His early experiences as a physician were such as to confirm his ambition and desire for surgery. On leaving Lockwood in 1908, it was with a determination to make a special study of surgery, and the two following years he spent in the clinics of some of the greatest hospitals of Chicago, Philadelphia and New York, and for a time served as assistant surgeon in one of these hospitals.

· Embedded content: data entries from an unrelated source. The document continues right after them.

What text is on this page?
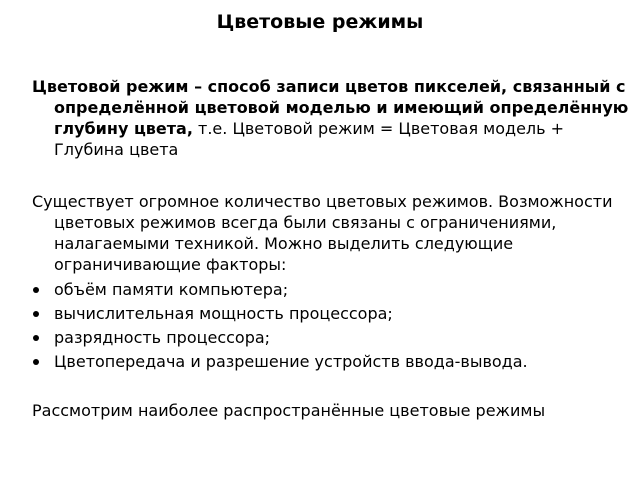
Цветовые режимы
Цветовой режим – способ записи цветов пикселей, связанный с определённой цветовой моделью и имеющий определённую глубину цвета, т.е. Цветовой режим = Цветовая модель + Глубина цвета
Существует огромное количество цветовых режимов. Возможности цветовых режимов всегда были связаны с ограничениями, налагаемыми техникой. Можно выделить следующие ограничивающие факторы:
объём памяти компьютера;
вычислительная мощность процессора;
разрядность процессора;
Цветопередача и разрешение устройств ввода-вывода.
Рассмотрим наиболее распространённые цветовые режимы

With this equipment and experience Doctor Newman returned to Fort Scott in the fall of 1910, and since then had confined his attention to surgary. His reputation as a surgeon is now state wide. No surgeon in Kansas had performed more successful operations at his age than Doctor Newman. Cases come to him from all over his section of the state. He had stood by the operating table and attended to eight different cases in a single day, and seldom a day passes when his services are not called upon to perform one or more operations. He is the only exclusive surgeon in Fort Scott. Every year Doctor Newman gets away from his practice and takes advantage of the clinics held in some of the largest cities of the United States. He is a member of the State and County Medical societies, of the American Medical Association, and occasionally contributes papers to medical journals. He is a man of very pleasing personality, frank and approachable, and had the faculty of inspiring confidence, one of the greatest assets of the capable surgeon.
Doctor Newman was born in Dade County, Missouri, December 12, 1881, and is not yet thirty-five years of age. His parents were Joseph Vernon and Elizabeth (Workman) Newman. His father was born at Akron, Ohio, but when a child was taken to Dade County, Missouri, by his widowed mother. Grandfather Joseph Newman was a Union soldier in the Civil war and died of pneumonia while in the service. Joseph V. Newman had one sister, Sarah, who later married Joseph Slutz, who was a pioneer from Ohio to Dade County, and lived on a farm. Joseph V. Newman was a farmer in Dade County until 1892, when he sold and moved his family to Lockwood, Missouri, and continued farming there for a few years. He finally wont to Lockwood, Missouri, was in the livery business, but in 1905 moved to Fort Scott, Kansas, and is a traveling representative for the International Harvester Company. When that party was strong he was an ardent populist and very active in its interests. Later he became a democrat. Both he and his wife were devoted members of the Presbyterian Church. There were four children: Charles F. Newman, who is now counselor for the Interstate Commerce Commission in the Southwestern District in the land department, his headquarters being at Kansas City, Missouri; Dr. John Ross; Jessie Ruth, wife of Roy Cobbs of Bartlesville, Oklahoma; and Sadie, who died at the age of two years.
Doctor Newman is a Knight Templar Mason and Shriner. On August 13, 1909, at Springfield, Missouri, he married Miss Josephine Buffington, who was born at Golden City, in Dade County, Missouri, daughter of Walter and Josie (Gentry) Buffington. Her father, who was a successful farmer and representative citizen of Dade County, who died at Golden City in 1901, while his widow now resided on the old farm near that town. Doctor and Mrs. Newman have three children: One that died in infancy, unnamed; Katherine Ruth, born in Fort Scott, April 6, 1912; and John Ross, Jr., born December 25, 1914.